Parents who practice gentle discipline are interested in guiding their children’s behavior and teaching them to make good choices on their own. In order to do this, a parent should focus on how their own behavior affects their children. Here are some steps to parenting with gentle discipline.
Expecting a child to be able to behave in a certain way before he is developmentally ready is futile and sets both the parent and child up for frustration.
Sharing is a parental expectation that is often thrust upon children before they are ready. Most toddlers and even preschoolers are not ready to share toys with other children, yet the expectation is there and many get punished for not sharing.
Louise Bates Ames has a fantastic series of books that explain each age in detail. One book, Your Two Year Old: Terrible or Tender, describes both the positive qualities of a two year old child and the more challenging. Specifically, Ames goes into detail about the capabilities of two year old children. She has written books for each age of childhood through the early teen years.
Children who are not at their best due to lack of sleep or hunger are ripe for behavior problems. If the parent knows a child is lacking sleep, it is wise to avoid stressful or over-stimulating activities, such as play dates.
Older children can be prepped before new situations as to what proper behavior is and what is expected of them. For example, children as young as age three or four can be given a rundown on what to expect when they go to a wedding for the first time. Briefly tell them how they are expected to behave and what they can do if they are feeling bored or restless. Tell them how to communicate with you during the wedding, so that they don’t have to resort to inappropriate behavior in order to get your attention.
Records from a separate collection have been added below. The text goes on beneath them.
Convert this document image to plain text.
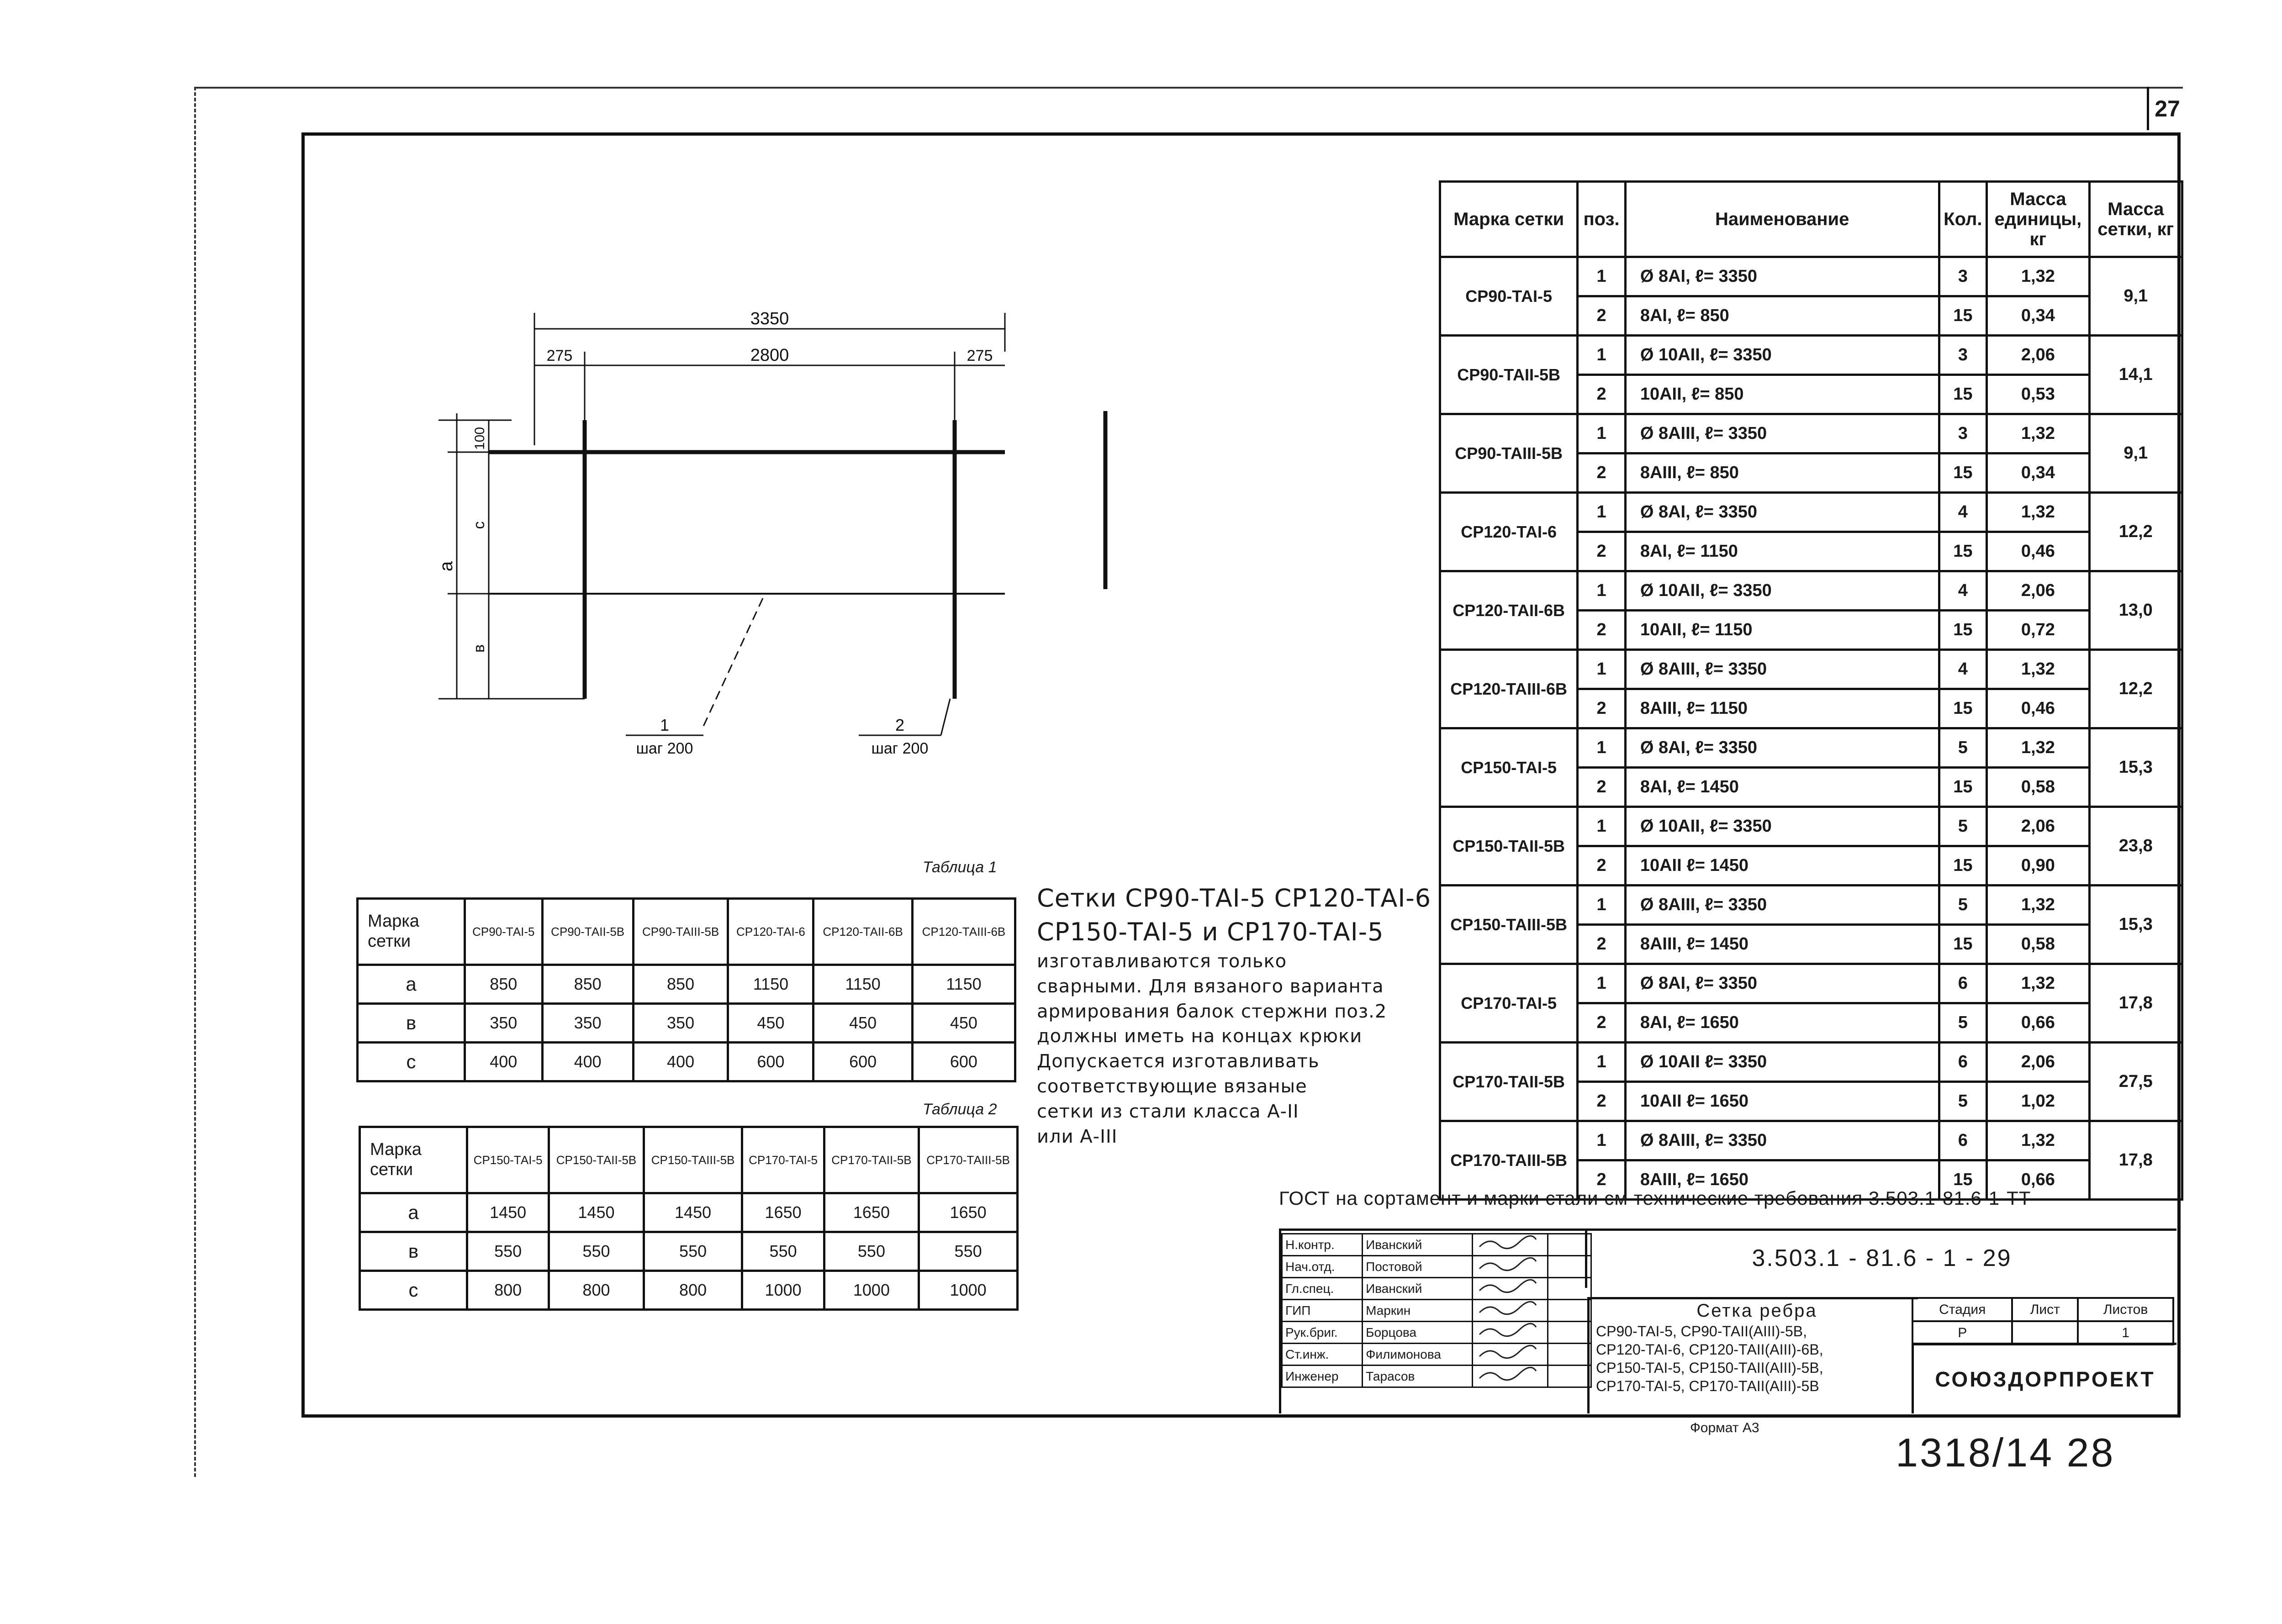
27
3350
275	2800	275
100
с
а
в
1
шаг 200
2
шаг 200
Марка сетки	поз.	Наименование	Кол.	Масса единицы, кг	Масса сетки, кг
СР90-ТАI-5	1	Ø 8АI, ℓ= 3350	3	1,32	9,1
	2	8АI, ℓ= 850	15	0,34	
СР90-ТАII-5В	1	Ø 10АII, ℓ= 3350	3	2,06	14,1
	2	10АII, ℓ= 850	15	0,53	
СР90-ТАIII-5В	1	Ø 8АIII, ℓ= 3350	3	1,32	9,1
	2	8АIII, ℓ= 850	15	0,34	
СР120-ТАI-6	1	Ø 8АI, ℓ= 3350	4	1,32	12,2
	2	8АI, ℓ= 1150	15	0,46	
СР120-ТАII-6В	1	Ø 10АII, ℓ= 3350	4	2,06	13,0
	2	10АII, ℓ= 1150	15	0,72	
СР120-ТАIII-6В	1	Ø 8АIII, ℓ= 3350	4	1,32	12,2
	2	8АIII, ℓ= 1150	15	0,46	
СР150-ТАI-5	1	Ø 8АI, ℓ= 3350	5	1,32	15,3
	2	8АI, ℓ= 1450	15	0,58	
СР150-ТАII-5В	1	Ø 10АII, ℓ= 3350	5	2,06	23,8
	2	10АII ℓ= 1450	15	0,90	
СР150-ТАIII-5В	1	Ø 8АIII, ℓ= 3350	5	1,32	15,3
	2	8АIII, ℓ= 1450	15	0,58	
СР170-ТАI-5	1	Ø 8АI, ℓ= 3350	6	1,32	17,8
	2	8АI, ℓ= 1650	5	0,66	
СР170-ТАII-5В	1	Ø 10АII ℓ= 3350	6	2,06	27,5
	2	10АII ℓ= 1650	5	1,02	
СР170-ТАIII-5В	1	Ø 8АIII, ℓ= 3350	6	1,32	17,8
	2	8АIII, ℓ= 1650	15	0,66	
Таблица 1
Марка сетки	СР90-ТАI-5	СР90-ТАII-5В	СР90-ТАIII-5В	СР120-ТАI-6	СР120-ТАII-6В	СР120-ТАIII-6В
а	850	850	850	1150	1150	1150
в	350	350	350	450	450	450
с	400	400	400	600	600	600
Таблица 2
Марка сетки	СР150-ТАI-5	СР150-ТАII-5В	СР150-ТАIII-5В	СР170-ТАI-5	СР170-ТАII-5В	СР170-ТАIII-5В
а	1450	1450	1450	1650	1650	1650
в	550	550	550	550	550	550
с	800	800	800	1000	1000	1000
Сетки СР90-ТАI-5 СР120-ТАI-6
СР150-ТАI-5 и СР170-ТАI-5
изготавливаются только
сварными. Для вязаного варианта
армирования балок стержни поз.2
должны иметь на концах крюки
Допускается изготавливать
соответствующие вязаные
сетки из стали класса А-II
или А-III
ГОСТ на сортамент и марки стали см технические требования 3.503.1-81.6-1-ТТ
3.503.1 - 81.6 - 1 - 29
Н.контр.	Иванский		
Нач.отд.	Постовой		
Гл.спец.	Иванский		
ГИП	Маркин		
Рук.бриг.	Борцова		
Ст.инж.	Филимонова		
Инженер	Тарасов		
Сетка ребра
СР90-ТАI-5, СР90-ТАII(АIII)-5В,
СР120-ТАI-6, СР120-ТАII(АIII)-6В,
СР150-ТАI-5, СР150-ТАII(АIII)-5В,
СР170-ТАI-5, СР170-ТАII(АIII)-5В
Стадия	Лист	Листов
Р		1
СОЮЗДОРПРОЕКТ
Формат А3
1318/14 28
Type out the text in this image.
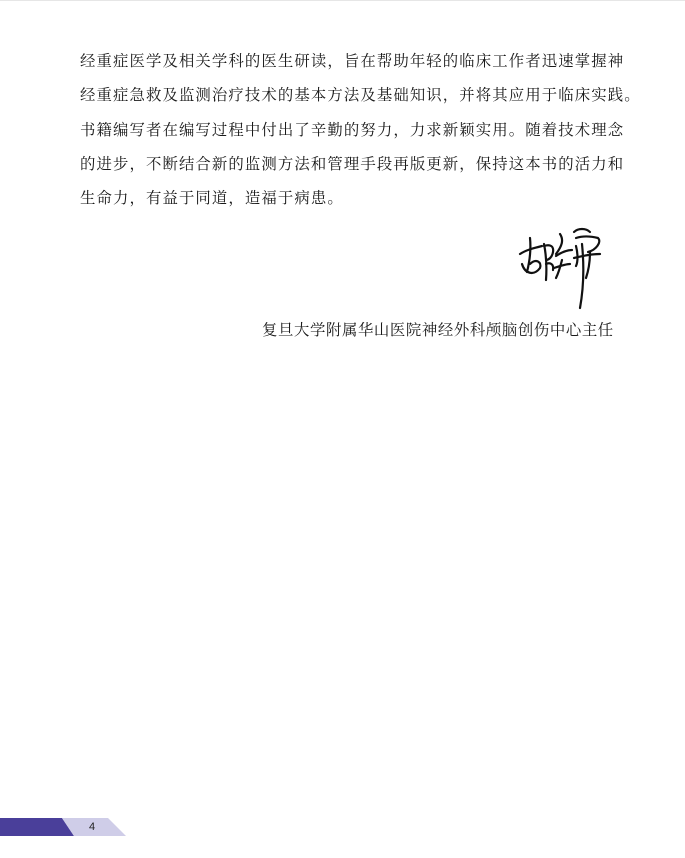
经重症医学及相关学科的医生研读，旨在帮助年轻的临床工作者迅速掌握神
经重症急救及监测治疗技术的基本方法及基础知识，并将其应用于临床实践。
书籍编写者在编写过程中付出了辛勤的努力，力求新颖实用。随着技术理念
的进步，不断结合新的监测方法和管理手段再版更新，保持这本书的活力和
生命力，有益于同道，造福于病患。
复旦大学附属华山医院神经外科颅脑创伤中心主任
4
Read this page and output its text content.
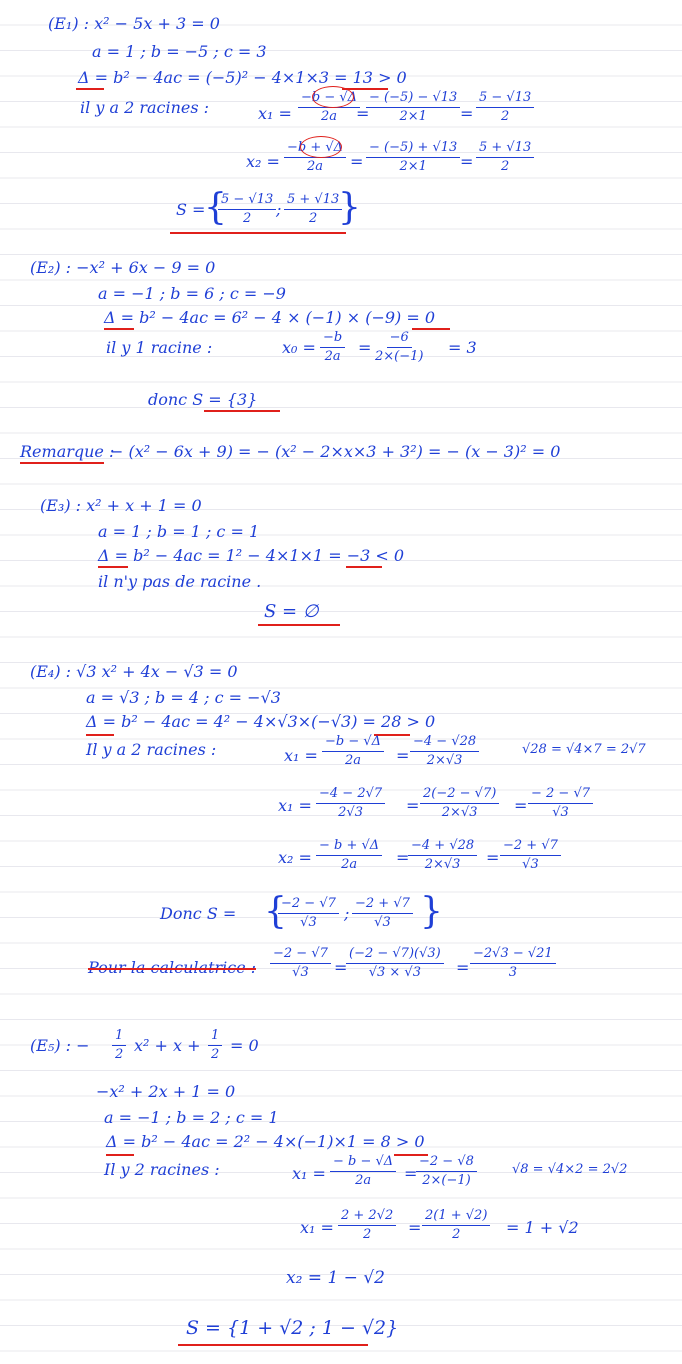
(E₁) : x² − 5x + 3 = 0
a = 1 ; b = −5 ; c = 3
Δ = b² − 4ac = (−5)² − 4×1×3 = 13 > 0
il y a 2 racines :	$x_1 = \frac{-b - √\Delta}{2a}$
=
$\frac{- (-5) - √13}{2\times 1} = \frac{5 - √13}{2}$
$x_2 = \frac{-b + √\Delta}{2a} = \frac{- (-5) + √13}{2\times 1} = \frac{5 + √13}{2}$
S =
{
$\frac{5 - √13}{2}$ ; $\frac{5 + √13}{2}$
}
(E₂) : −x² + 6x − 9 = 0
a = −1 ; b = 6 ; c = −9
Δ = b² − 4ac = 6² − 4 × (−1) × (−9) = 0
il y 1 racine :	$x_0 = \frac{-b}{2a} = \frac{-6}{2\times(-1)} = 3$
donc S = {3}
Remarque :
− (x² − 6x + 9) = − (x² − 2×x×3 + 3²) = − (x − 3)² = 0
(E₃) : x² + x + 1 = 0
a = 1 ; b = 1 ; c = 1
Δ = b² − 4ac = 1² − 4×1×1 = −3 < 0
il n'y pas de racine .
S = ∅
(E₄) : √3 x² + 4x − √3 = 0
a = √3 ; b = 4 ; c = −√3
Δ = b² − 4ac = 4² − 4×√3×(−√3) = 28 > 0
Il y a 2 racines :	$x_1 = \frac{-b - √\Delta}{2a} = \frac{-4 - √28}{2\times√3}$	√28 = √4×7 = 2√7
$x_1 = \frac{-4 - 2√7}{2√3} = \frac{2(-2 - √7)}{2\times√3} = \frac{- 2 - √7}{√3}$
$x_2 = \frac{- b + √\Delta}{2a}$ =
$\frac{-4 + √28}{2\times√3} = \frac{-2 + √7}{√3}$
Donc S = {
$\frac{-2 - √7}{√3}$ ; $\frac{-2 + √7}{√3}$ }
$\frac{-2 - √7}{√3}$ =
$\frac{(-2 - √7)(√3)}{√3 \times √3} = \frac{-2√3 - √21}{3}$
(E₅) : − $\frac{1}{2} x^2 + x + \frac{1}{2} = 0$
−x² + 2x + 1 = 0
a = −1 ; b = 2 ; c = 1
Δ = b² − 4ac = 2² − 4×(−1)×1 = 8 > 0
Il y 2 racines :	$x_1 = \frac{- b - √\Delta}{2a}$ =
$\frac{-2 - √8}{2\times(-1)}$	√8 = √4×2 = 2√2
$x_1 = \frac{2 + 2√2}{2} = \frac{2(1 + √2)}{2} = 1 + √2$
x₂ = 1 − √2
S = {1 + √2 ; 1 − √2}
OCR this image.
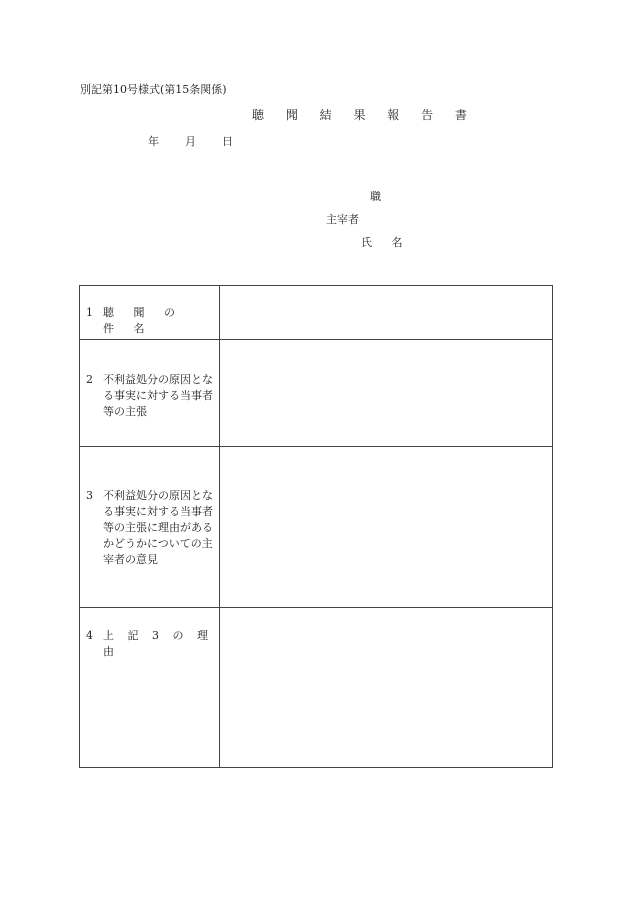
別記第10号様式(第15条関係)
聴 聞 結 果 報 告 書
年 月 日
職
主宰者
氏 名
1 聴 聞 の 件 名	

2 不利益処分の原因となる事実に対する当事者等の主張	

3 不利益処分の原因となる事実に対する当事者等の主張に理由があるかどうかについての主宰者の意見	

4 上 記 3 の 理 由	
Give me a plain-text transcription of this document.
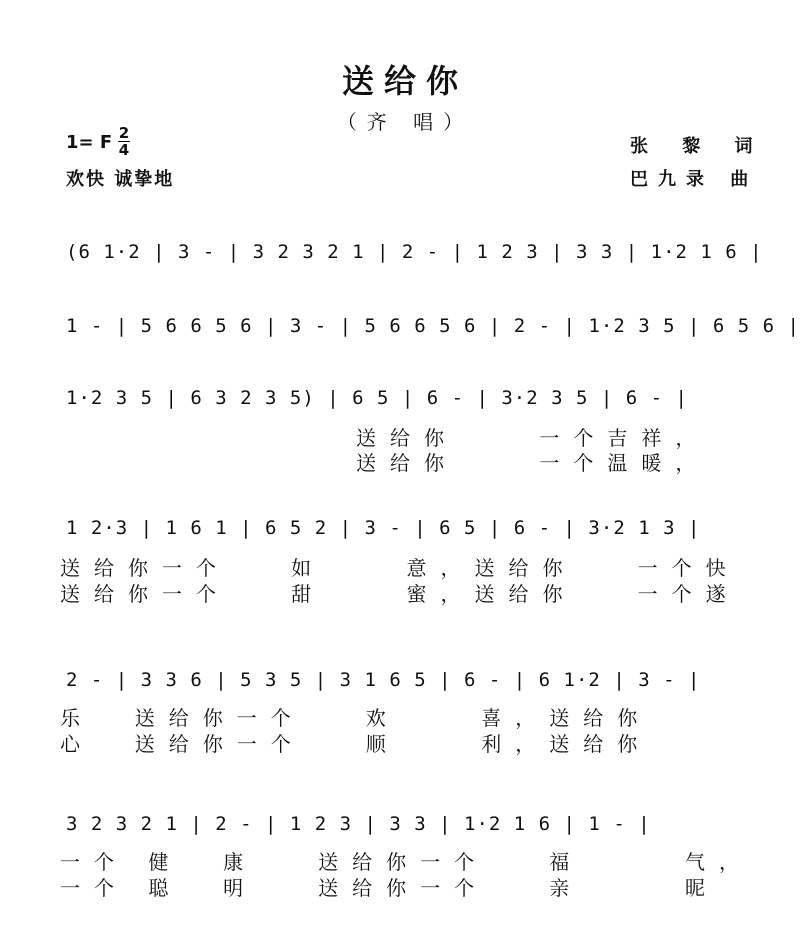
送给你
（齐 唱）
1= F 2
4
欢快 诚挚地
张 黎 词
巴九录 曲
(6 1·2 | 3 - | 3 2 3 2 1 | 2 - | 1 2 3 | 3 3 | 1·2 1 6 |
1 - | 5 6 6 5 6 | 3 - | 5 6 6 5 6 | 2 - | 1·2 3 5 | 6 5 6 |
1·2 3 5 | 6 3 2 3 5) | 6 5 | 6 - | 3·2 3 5 | 6 - |
送给你    一个吉祥，
送给你    一个温暖，
1 2·3 | 1 6 1 | 6 5 2 | 3 - | 6 5 | 6 - | 3·2 1 3 |
送给你一个   如    意，送给你   一个快
送给你一个   甜    蜜，送给你   一个遂
2 - | 3 3 6 | 5 3 5 | 3 1 6 5 | 6 - | 6 1·2 | 3 - |
乐  送给你一个   欢    喜，送给你
心  送给你一个   顺    利，送给你
3 2 3 2 1 | 2 - | 1 2 3 | 3 3 | 1·2 1 6 | 1 - |
一个 健  康   送给你一个   福     气，
一个 聪  明   送给你一个   亲     昵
When provoked by their children's behavior, many adults resort to yelling or spanking. However, a situation can quickly escalate if the adult over reacts. One of the hardest aspects of gentle discipline is to learn how to control your own temper.
Remember that children who are in the throws of an emotional outburst often won’t hear you, no matter how loud the yelling. If you need to say something to correct the behavior, try whispering. Children will stop and listen to a whisper. Likewise, it is very hard for your own temper to escalate if you are talking in a whisper, unlike yelling which can heighten anger.
Consider learning about peaceful parenting to create a calm environment in the home which often minimizes behavior problems.
All children want time with their parents. Parents who practice gentle discipline know that children who have regular, uninterrupted time with their parents are usually the ones who have the least behavior problems.
Carve out at least fifteen minutes a day to devote to each individual child. Parents can spend this time reading to their child, playing a board game, cooking, or doing any other activity that both the child and parent enjoy. The idea is to keep distractions, including the television and the computer, to a minimum.
References:
Leo, Pam, Connection Parenting: Parenting through Connection instead of Coercion, through Love instead of Fear. Wyatt-MacKenzie Publishing, Inc., Deadwood, Oregon, 2005.